Apple Reportedly Considering Sourcing Chips for Next iPhone from China’s “National Champion”

Apple, the world’s most valuable company, is considering sourcing memory chips for its iPhone 14 from Yangtze Memory Technologies Company (YMTC), according to a recently uncovered Credit Suisse report.

The report, which was obtained by industry news outlet Light Reading, states that “YMTC could start supplying memory for new iPhone models in 2022.” Noting that Apple began adapting the design of NAND controllers last year to support YMTC chips, the report predicts that the company’s decision will be made within the next two months.

“YMTC’s presence in the best-selling smartphone would look about as welcome as a Gazprom pipeline through Germany does to opponents of Russia,” Light Reading editor Iain Morris adds.

U.S. experts and policymakers have cautioned that YMTC, which evidence shows maintains close ties to the Chinese military and Chinese Communist Party (CCP), is a wolf in sheep’s clothing.

Last year, U.S. Representative Michael McCaul and Senator Bill Hagerty called on Commerce Secretary Gina Raimondo to add YMTC to the U.S. Entity List, citing “facts that link YMTC to the CCP military, the Party-state, and a national semiconductor plan designed to deplete the U.S. defense industrial base.”

A December 2020 analysis by James Mulvenon, Director of Intelligence Integration for SOS International, detailed YMTC’s ties to the Chinese military. Those include senior executives’ involvement with China’s military modernization program and an ownership stake by the recently bankrupted Tsinghua Unigroup, which supplied the People’s Liberation Army.

In 2020, former U.S. Representative Robert Pittenger and Dr. Roslyn Layton warned that “slow-moving” export controls have bought time for Chinese state-owned entities, like YMTC, to game the system—a problem exacerbated by the vacancy at the head of the Bureau of Industry and Security (BIS), the agency responsible for implementing export controls on sensitive U.S. technology.

“The United States needs to protect its innovation base from China and cannot blindly allow its technological advantage to be acquired by China’s state-owned enterprises and ‘national champions,’” Mr. Mulvenon wrote last year.

Apple’s consideration of partnering with YMTC—which Light Reading explains may be due to “pressure from the Chinese Communist Party to use YMTC for products sold in China” (last year Apple’s revenues from sales to China grew 70%, making it the company’s fastest growing market)—sends an alarming message, for several reasons.

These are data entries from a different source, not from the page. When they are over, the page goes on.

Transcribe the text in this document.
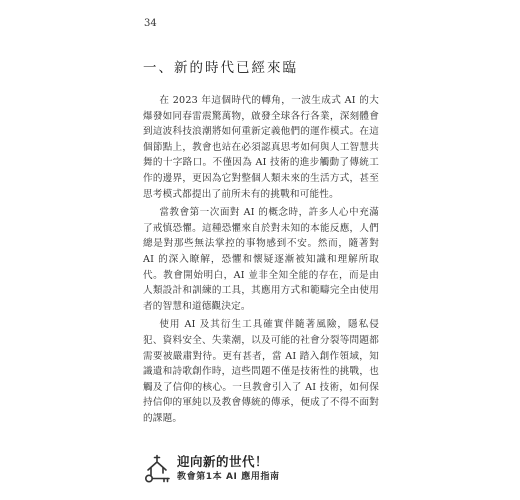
34
一、新的時代已經來臨

在 2023 年這個時代的轉角，一波生成式 AI 的大爆發如同春雷震驚萬物，啟發全球各行各業，深刻體會到這波科技浪潮將如何重新定義他們的運作模式。在這個節點上，教會也站在必須認真思考如何與人工智慧共舞的十字路口。不僅因為 AI 技術的進步觸動了傳統工作的邊界，更因為它對整個人類未來的生活方式，甚至思考模式都提出了前所未有的挑戰和可能性。

當教會第一次面對 AI 的概念時，許多人心中充滿了戒慎恐懼。這種恐懼來自於對未知的本能反應，人們總是對那些無法掌控的事物感到不安。然而，隨著對 AI 的深入瞭解，恐懼和懷疑逐漸被知識和理解所取代。教會開始明白，AI 並非全知全能的存在，而是由人類設計和訓練的工具，其應用方式和範疇完全由使用者的智慧和道德觀決定。

使用 AI 及其衍生工具確實伴隨著風險，隱私侵犯、資料安全、失業潮，以及可能的社會分裂等問題都需要被嚴肅對待。更有甚者，當 AI 踏入創作領域，知識遺和詩歌創作時，這些問題不僅是技術性的挑戰，也觸及了信仰的核心。一旦教會引入了 AI 技術，如何保持信仰的軍純以及教會傳統的傳承，便成了不得不面對的課題。

迎向新的世代！
教會第1本 AI 應用指南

First, Apple’s engagement lends credibility to YMTC, despite overwhelming evidence that the chipmaker is involved in the CCP’s global ambitions. As one of the largest and most recognized U.S. brands, Apple’s actions could motivate other American companies to trust products made by Chinese state-owned entities, even though those may contain vulnerabilities that could be exploited by the Chinese military against U.S. interests.

Perhaps more alarming, should Apple decide to rely on YMTC to supply the memory chips for its iPhone 14, it would provide material support to the CCP’s ambitions to dominate the global NAND market. This would accelerate what Dylan Patel, a leading semiconductor industry analyst, called the impending “NAND Apocalypse.”

“YMTC is able to produce NAND memory chips, critical memory that’s used in nearly every device and server and military application,” Mr. Patel cautioned, noting that YMTC is the beneficiary of significant subsidies from the Chinese government. “They will be able to essentially cause margins in the entire industry to fall heavily due to these huge subsidies… like [the CCP has] in other industries in the past, such as solar.”

The revelation that Apple is in talks with China’s “national champion” semiconductor manufacturer should raise red flags for the Biden Administration, which has called maintaining the United States’ competitive advantage in this critical field a “national security issue.”

Apple’s partnership with YMTC could put millions of Americans’ personal information at risk and create serious vulnerabilities in U.S. defenses. Policymakers must act—and they have a very narrow window to do so.